There are of course ways to use mixed strategies to combine cloud/third party services/CDN with physical infrastructure.

As always, "right tool for the job". I just felt it was worth mentioning there are limitations with single-provider cloud infrastructures as it's possible to get excited about the benefits of a particular approach without considering the full picture.

imperialWicket · on June 21, 2013

Great points. Something like logstash for logging (which supports graphite/statsd type output) is a nice addition to the logging setup.

Also, for some apps deploying code during instance launch can be time consuming. Depending on your monitors and auto scale config, this might be acceptable. For some it may be appropriate to put code right in the ami and only ever deploy via new ami.

seldo · on June 21, 2013

This is good as far as it goes -- nice to see further corroboration that EBS is not always the best solution.

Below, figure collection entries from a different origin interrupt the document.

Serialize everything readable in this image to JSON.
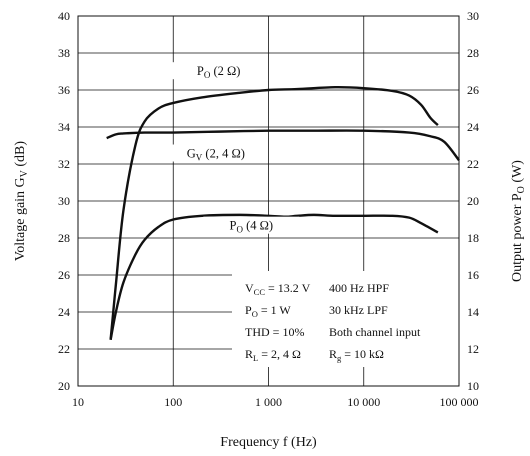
{
  "chart_data": {
    "type": "line",
    "xscale": "log",
    "xlim": [
      10,
      100000
    ],
    "xticks": [
      10,
      100,
      1000,
      10000,
      100000
    ],
    "xtick_labels": [
      "10",
      "100",
      "1 000",
      "10 000",
      "100 000"
    ],
    "xlabel": "Frequency  f  (Hz)",
    "y_left": {
      "label_main": "Voltage gain  G",
      "label_sub": "V",
      "label_unit": "  (dB)",
      "lim": [
        20,
        40
      ],
      "ticks": [
        "20",
        "22",
        "24",
        "26",
        "28",
        "30",
        "32",
        "34",
        "36",
        "38",
        "40"
      ]
    },
    "y_right": {
      "label_main": "Output power  P",
      "label_sub": "O",
      "label_unit": "  (W)",
      "lim": [
        10,
        30
      ],
      "ticks": [
        "10",
        "12",
        "14",
        "16",
        "18",
        "20",
        "22",
        "24",
        "26",
        "28",
        "30"
      ]
    },
    "grid": true,
    "series": [
      {
        "name_main": "P",
        "name_sub": "O",
        "name_rest": " (2 Ω)",
        "axis": "right",
        "x": [
          22,
          25,
          30,
          40,
          50,
          70,
          100,
          200,
          500,
          1000,
          2000,
          5000,
          10000,
          20000,
          30000,
          40000,
          50000,
          60000
        ],
        "y": [
          12.5,
          15.5,
          19.5,
          23.0,
          24.3,
          25.0,
          25.3,
          25.6,
          25.85,
          26.0,
          26.05,
          26.15,
          26.1,
          25.95,
          25.7,
          25.2,
          24.5,
          24.1
        ]
      },
      {
        "name_main": "G",
        "name_sub": "V",
        "name_rest": " (2, 4 Ω)",
        "axis": "left",
        "x": [
          20,
          25,
          30,
          50,
          100,
          300,
          1000,
          3000,
          10000,
          30000,
          50000,
          70000,
          100000
        ],
        "y": [
          33.4,
          33.6,
          33.65,
          33.7,
          33.7,
          33.75,
          33.8,
          33.8,
          33.8,
          33.7,
          33.5,
          33.2,
          32.2
        ]
      },
      {
        "name_main": "P",
        "name_sub": "O",
        "name_rest": " (4 Ω)",
        "axis": "right",
        "x": [
          22,
          25,
          30,
          40,
          50,
          70,
          100,
          200,
          500,
          1000,
          1500,
          2000,
          3000,
          5000,
          10000,
          20000,
          30000,
          40000,
          60000
        ],
        "y": [
          12.5,
          14.0,
          15.6,
          17.1,
          17.9,
          18.6,
          19.0,
          19.2,
          19.25,
          19.2,
          19.15,
          19.2,
          19.25,
          19.2,
          19.2,
          19.2,
          19.1,
          18.8,
          18.3
        ]
      }
    ],
    "curve_labels": [
      {
        "series": 0,
        "at_x": 300,
        "at_y_left": 36.8
      },
      {
        "series": 1,
        "at_x": 280,
        "at_y_left": 32.35
      },
      {
        "series": 2,
        "at_x": 660,
        "at_y_left": 28.45
      }
    ],
    "conditions": [
      {
        "main": "V",
        "sub": "CC",
        "rest": " = 13.2 V"
      },
      {
        "main": "P",
        "sub": "O",
        "rest": " = 1 W"
      },
      {
        "main": "THD",
        "sub": "",
        "rest": " = 10%"
      },
      {
        "main": "R",
        "sub": "L",
        "rest": " = 2, 4 Ω"
      }
    ],
    "conditions_right": [
      {
        "main": "400 Hz HPF",
        "sub": "",
        "rest": ""
      },
      {
        "main": "30 kHz LPF",
        "sub": "",
        "rest": ""
      },
      {
        "main": "Both channel input",
        "sub": "",
        "rest": ""
      },
      {
        "main": "R",
        "sub": "g",
        "rest": " = 10 kΩ"
      }
    ]
  }
}
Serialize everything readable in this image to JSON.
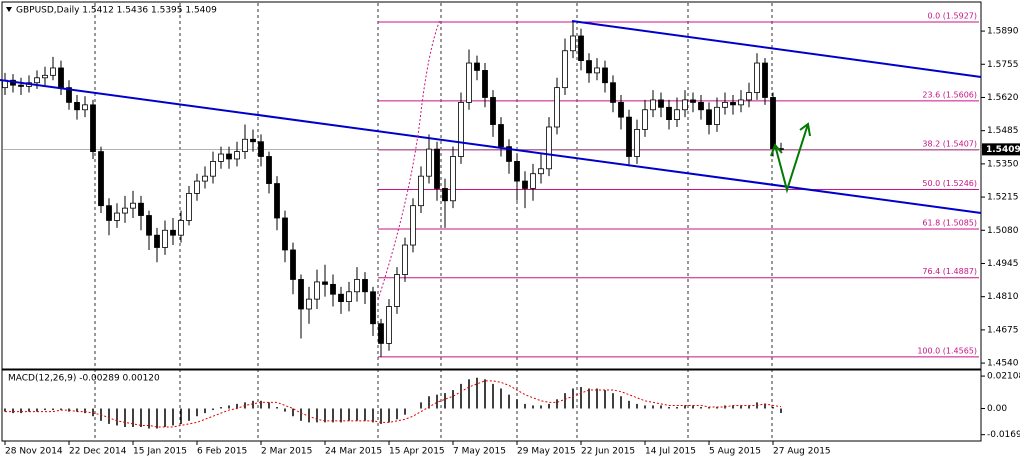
{
  "chart_data": {
    "type": "candlestick",
    "title": "GBPUSD,Daily  1.5412 1.5436 1.5395 1.5409",
    "categories": [
      "28 Nov 2014",
      null,
      null,
      null,
      null,
      null,
      null,
      null,
      "22 Dec 2014",
      null,
      null,
      null,
      null,
      null,
      null,
      null,
      "15 Jan 2015",
      null,
      null,
      null,
      null,
      null,
      null,
      null,
      "6 Feb 2015",
      null,
      null,
      null,
      null,
      null,
      null,
      null,
      "2 Mar 2015",
      null,
      null,
      null,
      null,
      null,
      null,
      null,
      "24 Mar 2015",
      null,
      null,
      null,
      null,
      null,
      null,
      null,
      "15 Apr 2015",
      null,
      null,
      null,
      null,
      null,
      null,
      null,
      "7 May 2015",
      null,
      null,
      null,
      null,
      null,
      null,
      null,
      "29 May 2015",
      null,
      null,
      null,
      null,
      null,
      null,
      null,
      "22 Jun 2015",
      null,
      null,
      null,
      null,
      null,
      null,
      null,
      "14 Jul 2015",
      null,
      null,
      null,
      null,
      null,
      null,
      null,
      "5 Aug 2015",
      null,
      null,
      null,
      null,
      null,
      null,
      null,
      "27 Aug 2015",
      null
    ],
    "ohlc": [
      [
        1.566,
        1.572,
        1.563,
        1.569
      ],
      [
        1.569,
        1.5715,
        1.564,
        1.567
      ],
      [
        1.567,
        1.57,
        1.563,
        1.5665
      ],
      [
        1.5665,
        1.571,
        1.564,
        1.568
      ],
      [
        1.568,
        1.573,
        1.5655,
        1.57
      ],
      [
        1.57,
        1.5745,
        1.567,
        1.571
      ],
      [
        1.571,
        1.5785,
        1.569,
        1.574
      ],
      [
        1.574,
        1.577,
        1.563,
        1.566
      ],
      [
        1.566,
        1.569,
        1.557,
        1.56
      ],
      [
        1.56,
        1.563,
        1.553,
        1.557
      ],
      [
        1.557,
        1.5625,
        1.554,
        1.559
      ],
      [
        1.559,
        1.561,
        1.537,
        1.54
      ],
      [
        1.54,
        1.542,
        1.515,
        1.518
      ],
      [
        1.518,
        1.521,
        1.506,
        1.512
      ],
      [
        1.512,
        1.519,
        1.509,
        1.515
      ],
      [
        1.515,
        1.522,
        1.511,
        1.517
      ],
      [
        1.517,
        1.524,
        1.513,
        1.519
      ],
      [
        1.519,
        1.522,
        1.508,
        1.514
      ],
      [
        1.514,
        1.516,
        1.5,
        1.506
      ],
      [
        1.506,
        1.509,
        1.495,
        1.501
      ],
      [
        1.501,
        1.512,
        1.498,
        1.508
      ],
      [
        1.508,
        1.513,
        1.502,
        1.506
      ],
      [
        1.506,
        1.516,
        1.503,
        1.512
      ],
      [
        1.512,
        1.526,
        1.51,
        1.523
      ],
      [
        1.523,
        1.531,
        1.52,
        1.528
      ],
      [
        1.528,
        1.534,
        1.525,
        1.53
      ],
      [
        1.53,
        1.54,
        1.527,
        1.536
      ],
      [
        1.536,
        1.542,
        1.533,
        1.539
      ],
      [
        1.539,
        1.542,
        1.533,
        1.537
      ],
      [
        1.537,
        1.544,
        1.534,
        1.54
      ],
      [
        1.54,
        1.551,
        1.537,
        1.545
      ],
      [
        1.545,
        1.549,
        1.54,
        1.544
      ],
      [
        1.544,
        1.547,
        1.534,
        1.538
      ],
      [
        1.538,
        1.54,
        1.523,
        1.527
      ],
      [
        1.527,
        1.53,
        1.508,
        1.513
      ],
      [
        1.513,
        1.516,
        1.495,
        1.5
      ],
      [
        1.5,
        1.503,
        1.482,
        1.488
      ],
      [
        1.488,
        1.49,
        1.464,
        1.476
      ],
      [
        1.476,
        1.485,
        1.47,
        1.48
      ],
      [
        1.48,
        1.492,
        1.476,
        1.487
      ],
      [
        1.487,
        1.494,
        1.481,
        1.486
      ],
      [
        1.486,
        1.49,
        1.477,
        1.482
      ],
      [
        1.482,
        1.485,
        1.474,
        1.479
      ],
      [
        1.479,
        1.487,
        1.475,
        1.483
      ],
      [
        1.483,
        1.493,
        1.479,
        1.488
      ],
      [
        1.488,
        1.491,
        1.478,
        1.483
      ],
      [
        1.483,
        1.485,
        1.465,
        1.47
      ],
      [
        1.47,
        1.472,
        1.4565,
        1.462
      ],
      [
        1.462,
        1.48,
        1.459,
        1.477
      ],
      [
        1.477,
        1.493,
        1.474,
        1.49
      ],
      [
        1.49,
        1.505,
        1.487,
        1.502
      ],
      [
        1.502,
        1.521,
        1.499,
        1.518
      ],
      [
        1.518,
        1.534,
        1.515,
        1.53
      ],
      [
        1.53,
        1.547,
        1.527,
        1.541
      ],
      [
        1.541,
        1.544,
        1.52,
        1.525
      ],
      [
        1.525,
        1.529,
        1.509,
        1.52
      ],
      [
        1.52,
        1.542,
        1.517,
        1.538
      ],
      [
        1.538,
        1.564,
        1.535,
        1.56
      ],
      [
        1.56,
        1.5815,
        1.557,
        1.576
      ],
      [
        1.576,
        1.579,
        1.569,
        1.573
      ],
      [
        1.573,
        1.576,
        1.558,
        1.562
      ],
      [
        1.562,
        1.565,
        1.546,
        1.551
      ],
      [
        1.551,
        1.554,
        1.538,
        1.542
      ],
      [
        1.542,
        1.545,
        1.531,
        1.536
      ],
      [
        1.536,
        1.539,
        1.52,
        1.528
      ],
      [
        1.528,
        1.532,
        1.517,
        1.525
      ],
      [
        1.525,
        1.535,
        1.52,
        1.531
      ],
      [
        1.531,
        1.539,
        1.527,
        1.533
      ],
      [
        1.533,
        1.554,
        1.53,
        1.55
      ],
      [
        1.55,
        1.57,
        1.547,
        1.566
      ],
      [
        1.566,
        1.586,
        1.563,
        1.581
      ],
      [
        1.581,
        1.5927,
        1.578,
        1.587
      ],
      [
        1.587,
        1.59,
        1.573,
        1.577
      ],
      [
        1.577,
        1.58,
        1.568,
        1.572
      ],
      [
        1.572,
        1.578,
        1.569,
        1.574
      ],
      [
        1.574,
        1.577,
        1.564,
        1.568
      ],
      [
        1.568,
        1.571,
        1.556,
        1.56
      ],
      [
        1.56,
        1.563,
        1.549,
        1.554
      ],
      [
        1.554,
        1.557,
        1.534,
        1.538
      ],
      [
        1.538,
        1.553,
        1.535,
        1.549
      ],
      [
        1.549,
        1.561,
        1.546,
        1.557
      ],
      [
        1.557,
        1.565,
        1.554,
        1.561
      ],
      [
        1.561,
        1.564,
        1.554,
        1.558
      ],
      [
        1.558,
        1.561,
        1.549,
        1.553
      ],
      [
        1.553,
        1.562,
        1.55,
        1.557
      ],
      [
        1.557,
        1.565,
        1.554,
        1.561
      ],
      [
        1.561,
        1.564,
        1.556,
        1.56
      ],
      [
        1.56,
        1.563,
        1.553,
        1.557
      ],
      [
        1.557,
        1.56,
        1.547,
        1.551
      ],
      [
        1.551,
        1.562,
        1.548,
        1.558
      ],
      [
        1.558,
        1.564,
        1.555,
        1.56
      ],
      [
        1.56,
        1.563,
        1.555,
        1.559
      ],
      [
        1.559,
        1.565,
        1.556,
        1.561
      ],
      [
        1.561,
        1.568,
        1.558,
        1.564
      ],
      [
        1.564,
        1.58,
        1.561,
        1.576
      ],
      [
        1.576,
        1.578,
        1.559,
        1.562
      ],
      [
        1.562,
        1.564,
        1.538,
        1.5412
      ],
      [
        1.5412,
        1.5436,
        1.5395,
        1.5409
      ]
    ],
    "ylim": [
      1.452,
      1.5996
    ],
    "yticks": [
      {
        "value": 1.589,
        "label": "1.5890"
      },
      {
        "value": 1.5755,
        "label": "1.5755"
      },
      {
        "value": 1.562,
        "label": "1.5620"
      },
      {
        "value": 1.5485,
        "label": "1.5485"
      },
      {
        "value": 1.535,
        "label": "1.5350"
      },
      {
        "value": 1.5215,
        "label": "1.5215"
      },
      {
        "value": 1.508,
        "label": "1.5080"
      },
      {
        "value": 1.4945,
        "label": "1.4945"
      },
      {
        "value": 1.481,
        "label": "1.4810"
      },
      {
        "value": 1.4675,
        "label": "1.4675"
      },
      {
        "value": 1.454,
        "label": "1.4540"
      }
    ],
    "last_price": {
      "value": 1.5409,
      "label": "1.5409"
    },
    "fibonacci": [
      {
        "value": 1.5927,
        "label": "0.0 (1.5927)"
      },
      {
        "value": 1.5606,
        "label": "23.6 (1.5606)"
      },
      {
        "value": 1.5407,
        "label": "38.2 (1.5407)"
      },
      {
        "value": 1.5246,
        "label": "50.0 (1.5246)"
      },
      {
        "value": 1.5085,
        "label": "61.8 (1.5085)"
      },
      {
        "value": 1.4887,
        "label": "76.4 (1.4887)"
      },
      {
        "value": 1.4565,
        "label": "100.0 (1.4565)"
      }
    ],
    "fib_color": "#c71585",
    "indicator": {
      "label": "MACD(12,26,9) -0.00289 0.00120",
      "ylim": [
        -0.0211,
        0.02503
      ],
      "yticks": [
        0.02108,
        {
          "value": 0,
          "label": "0.00"
        },
        -0.01699
      ],
      "histogram_color": "#000000",
      "signal_color": "#e00000",
      "histogram": [
        -0.002,
        -0.003,
        -0.003,
        -0.002,
        -0.002,
        -0.001,
        -0.001,
        -0.001,
        -0.002,
        -0.002,
        -0.003,
        -0.005,
        -0.008,
        -0.01,
        -0.011,
        -0.012,
        -0.012,
        -0.012,
        -0.013,
        -0.013,
        -0.012,
        -0.011,
        -0.01,
        -0.008,
        -0.005,
        -0.003,
        -0.001,
        0.001,
        0.002,
        0.003,
        0.004,
        0.005,
        0.005,
        0.004,
        0.001,
        -0.002,
        -0.005,
        -0.008,
        -0.009,
        -0.009,
        -0.009,
        -0.009,
        -0.009,
        -0.008,
        -0.008,
        -0.008,
        -0.009,
        -0.01,
        -0.009,
        -0.007,
        -0.004,
        0.0,
        0.004,
        0.008,
        0.009,
        0.01,
        0.012,
        0.016,
        0.019,
        0.02,
        0.019,
        0.016,
        0.013,
        0.009,
        0.006,
        0.003,
        0.002,
        0.002,
        0.003,
        0.006,
        0.01,
        0.013,
        0.014,
        0.013,
        0.013,
        0.012,
        0.01,
        0.008,
        0.005,
        0.003,
        0.002,
        0.002,
        0.002,
        0.001,
        0.001,
        0.002,
        0.002,
        0.001,
        0.001,
        0.001,
        0.002,
        0.002,
        0.002,
        0.002,
        0.004,
        0.003,
        0.001,
        -0.00289
      ],
      "signal": [
        -0.002,
        -0.002,
        -0.002,
        -0.002,
        -0.002,
        -0.002,
        -0.002,
        -0.001,
        -0.001,
        -0.002,
        -0.002,
        -0.003,
        -0.004,
        -0.006,
        -0.008,
        -0.009,
        -0.01,
        -0.011,
        -0.011,
        -0.012,
        -0.012,
        -0.012,
        -0.011,
        -0.01,
        -0.009,
        -0.007,
        -0.005,
        -0.003,
        -0.001,
        0.0,
        0.002,
        0.003,
        0.004,
        0.004,
        0.004,
        0.002,
        0.0,
        -0.003,
        -0.005,
        -0.007,
        -0.008,
        -0.008,
        -0.008,
        -0.008,
        -0.008,
        -0.008,
        -0.008,
        -0.009,
        -0.009,
        -0.008,
        -0.007,
        -0.005,
        -0.002,
        0.001,
        0.004,
        0.006,
        0.008,
        0.011,
        0.014,
        0.016,
        0.018,
        0.018,
        0.017,
        0.015,
        0.012,
        0.009,
        0.007,
        0.005,
        0.004,
        0.004,
        0.006,
        0.008,
        0.01,
        0.012,
        0.012,
        0.012,
        0.012,
        0.011,
        0.009,
        0.007,
        0.005,
        0.004,
        0.003,
        0.002,
        0.002,
        0.002,
        0.002,
        0.002,
        0.001,
        0.001,
        0.001,
        0.002,
        0.002,
        0.002,
        0.002,
        0.003,
        0.002,
        0.0012
      ]
    }
  }
}
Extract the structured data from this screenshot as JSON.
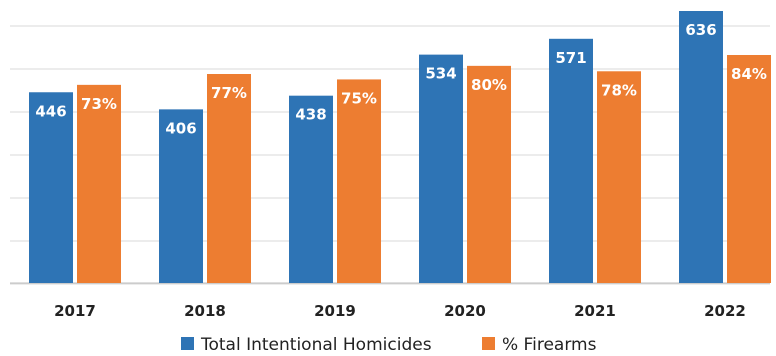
{
  "chart_data": {
    "type": "bar",
    "categories": [
      "2017",
      "2018",
      "2019",
      "2020",
      "2021",
      "2022"
    ],
    "series": [
      {
        "name": "Total Intentional Homicides",
        "values": [
          446,
          406,
          438,
          534,
          571,
          636
        ],
        "labels": [
          "446",
          "406",
          "438",
          "534",
          "571",
          "636"
        ],
        "color": "#2e74b5"
      },
      {
        "name": "% Firearms",
        "values": [
          73,
          77,
          75,
          80,
          78,
          84
        ],
        "labels": [
          "73%",
          "77%",
          "75%",
          "80%",
          "78%",
          "84%"
        ],
        "color": "#ed7d31"
      }
    ],
    "grid": true,
    "legend_position": "bottom"
  }
}
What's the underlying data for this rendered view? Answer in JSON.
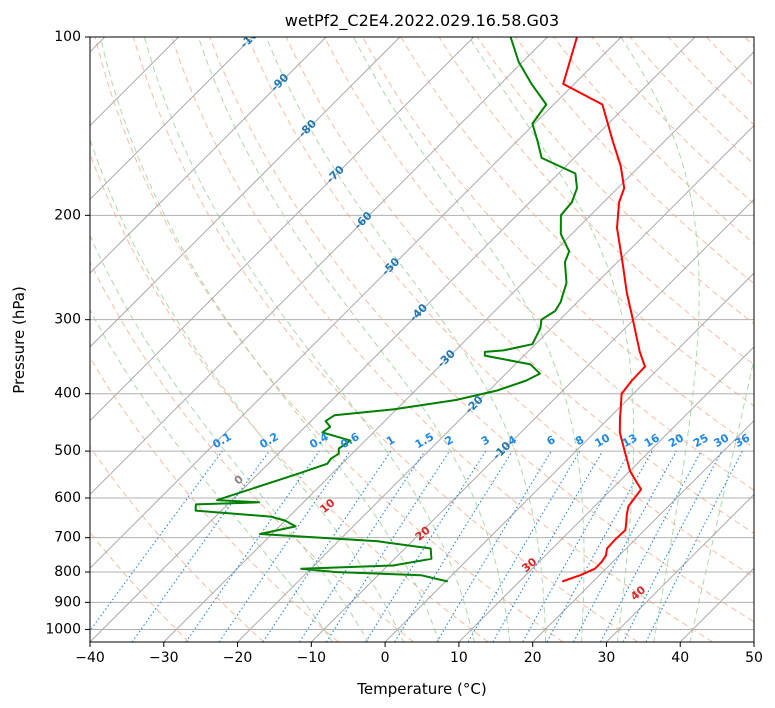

What I'd really like to see is details of how the traffic monitoring works, how you calculate how much extra capacity to spin up, and how quickly you can react to load events.

CoffeeOnWrite · on June 21, 2013

It's unhelpful to needlessly abbreviate ordinary words, like "infra" for "infrastructure" in the first paragraph.

mqzaidi · on June 21, 2013

You are right - committed a fix, but looks like github is taking longer to rebuild the pages.

dmourati · on June 21, 2013

Lost me at NFS.

bdunbar · on June 21, 2013

How does your organization mount volumes found on another host?

dmourati · on June 21, 2013

S3/EBS at the moment. MogileFS/SMB in the past though mogile and S3 are more properly referred to as object stores.

bdunbar · on June 21, 2013

Ah. I'm new to AWS, had not yet explored 'storage' options.

I guess I'd been thinking of AWS as being 'vmware' but more so, without thinking hard about how it could be different.